Ungeeignet sind Maßnahmen, die von vornherein erkennbar nicht ausreichen, das wirtschaftliche Überleben des Unternehmens sicherzustellen. Es muss also dargelegt werden, dass das Unternehmen dann zumindest nicht insolvent ist.

Betriebliche Begründung des Schuldenerlasses

Der Schuldenerlass muss betrieblich begründet sein, d.h. es muss aus eigenbetrieblichem Interesse des Gläubigers (i.S.e. objektiven wirtschaftlichen Zusammenhangs zwischen Schuldenerlass und Betrieb) auf die Forderung verzichtet werden. Es darf keine gesellschaftsrechtliche Veranlassung vorliegen.

Von einer betrieblichen Veranlassung ist – auch beim Gesellschafter oder verbundenen Unternehmen – auszugehen, wenn der Verzicht des Gesellschafters im Rahmen eines Drittvergleichs dem entspricht, was auch andere Gläubiger als Sanierungsbeitrag erbringen, also ein entsprechender fremdüblicher Verzicht. Für den Fall, dass auch (wesentliche) fremde Gläubiger (bspw. Banken) auf ihre Forderungen verzichten (Gläubigerakkord) oder anderweitige Sanierungsbeiträge leisten, ist regelmäßig von einer betrieblichen Veranlassung auszugehen, da die Gesellschafter sich wie fremde Dritte verhalten.

Eine gesellschaftsrechtliche Veranlassung wird hingegen typischerweise vorliegen, wenn und soweit ein darüber hinausgehender Beitrag erbracht wird und der Gesellschafter bei Anwendung der Sorgfalt eines ordentlichen Kaufmanns in eigenen Angelegenheiten die Forderung nicht erlassen hätte.

Sanierungsabsicht der Gläubiger

An die Voraussetzungen für das Vorliegen der Sanierungsabsicht der Gläubiger stellt die aktuelle Rechtsprechung keine hohen Anforderungen. Die Sanierungsabsicht der Gläubiger muss zumindest mitentscheidend für den Schuldenerlass sein.

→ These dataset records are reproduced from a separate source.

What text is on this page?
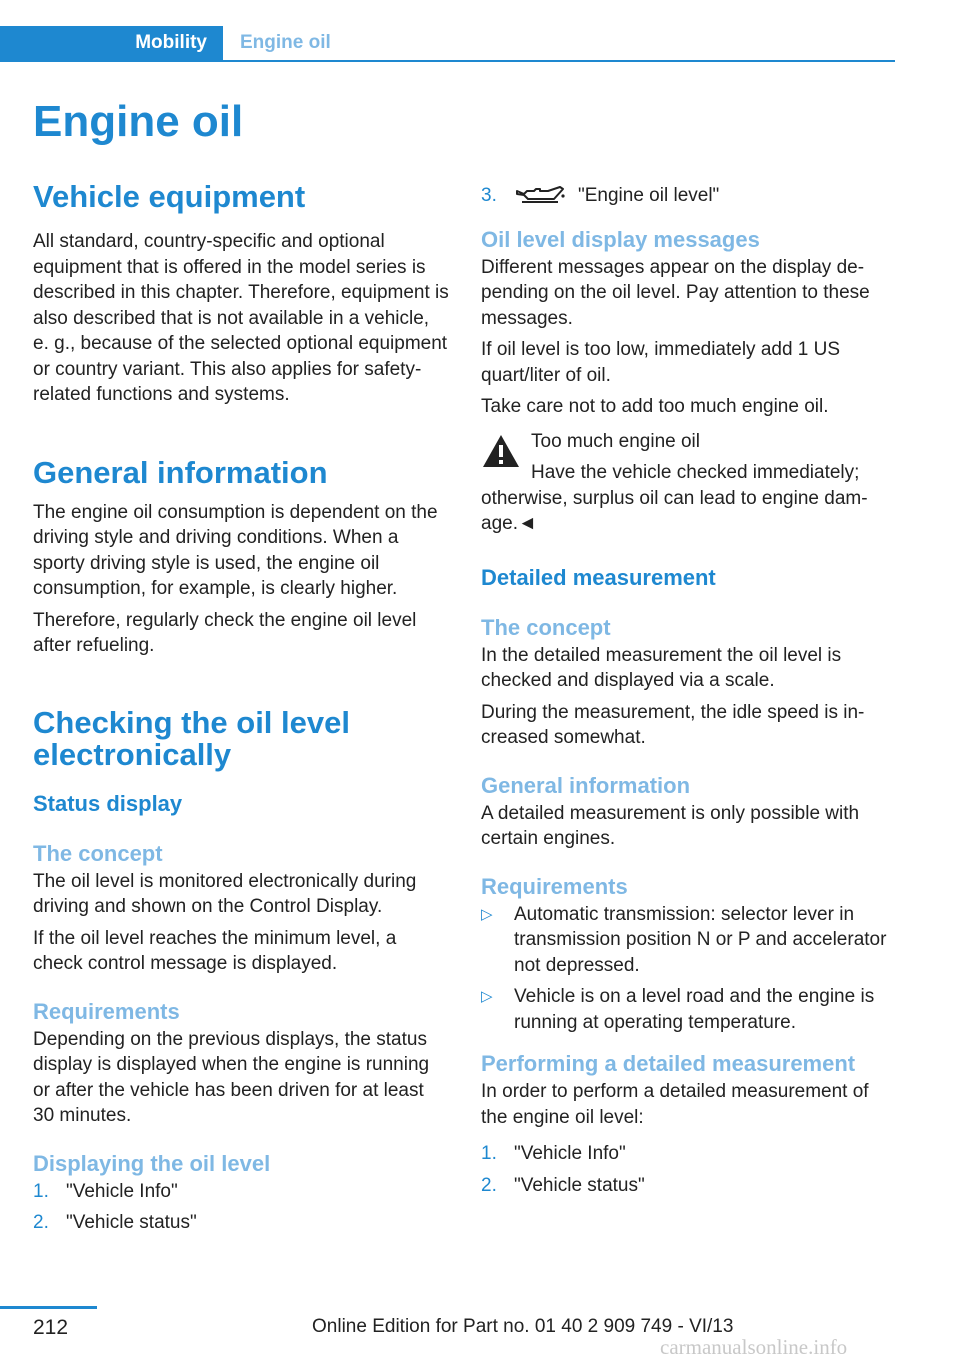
Mobility	Engine oil
Engine oil
Vehicle equipment

All standard, country-specific and optional equipment that is offered in the model series is described in this chapter. Therefore, equipment is also described that is not available in a vehicle, e. g., because of the selected optional equipment or country variant. This also applies for safety-related functions and systems.

General information

The engine oil consumption is dependent on the driving style and driving conditions. When a sporty driving style is used, the engine oil consumption, for example, is clearly higher.

Therefore, regularly check the engine oil level after refueling.

Checking the oil level electronically
Status display
The concept

The oil level is monitored electronically during driving and shown on the Control Display.

If the oil level reaches the minimum level, a check control message is displayed.

Requirements

Depending on the previous displays, the status display is displayed when the engine is running or after the vehicle has been driven for at least 30 minutes.

Displaying the oil level
1. "Vehicle Info"
2. "Vehicle status"
3.	"Engine oil level"
Oil level display messages

Different messages appear on the display depending on the oil level. Pay attention to these messages.

If oil level is too low, immediately add 1 US quart/liter of oil.

Take care not to add too much engine oil.

Too much engine oil

Have the vehicle checked immediately;

otherwise, surplus oil can lead to engine damage.◄

Detailed measurement
The concept

In the detailed measurement the oil level is checked and displayed via a scale.

During the measurement, the idle speed is increased somewhat.

General information

A detailed measurement is only possible with certain engines.

Requirements
▷ Automatic transmission: selector lever in transmission position N or P and accelerator not depressed.
▷ Vehicle is on a level road and the engine is running at operating temperature.
Performing a detailed measurement

In order to perform a detailed measurement of the engine oil level:

1. "Vehicle Info"
2. "Vehicle status"
212	Online Edition for Part no. 01 40 2 909 749 - VI/13
carmanualsonline.info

Die Feststellung der Sanierungsabsicht als innere Tatsache kann auf Indizien gestützt werden. Zu diesen zählen das Vorliegen der Sanierungsbedürftigkeit und der Sanierungseignung.

Eine ausschließliche Sanierungsabsicht ist nicht erforderlich. Das Verfolgen eigener Motive sowie, dass der Schuldenerlass nur das Mittel zum Zweck ist, zumindest einen Teil seiner Restforderung oder eine Geschäftsverbindung zu retten, stellt die Sanierungsabsicht jedenfalls dann nicht in Frage, sofern die Sanierungsabsicht mitentscheidend war.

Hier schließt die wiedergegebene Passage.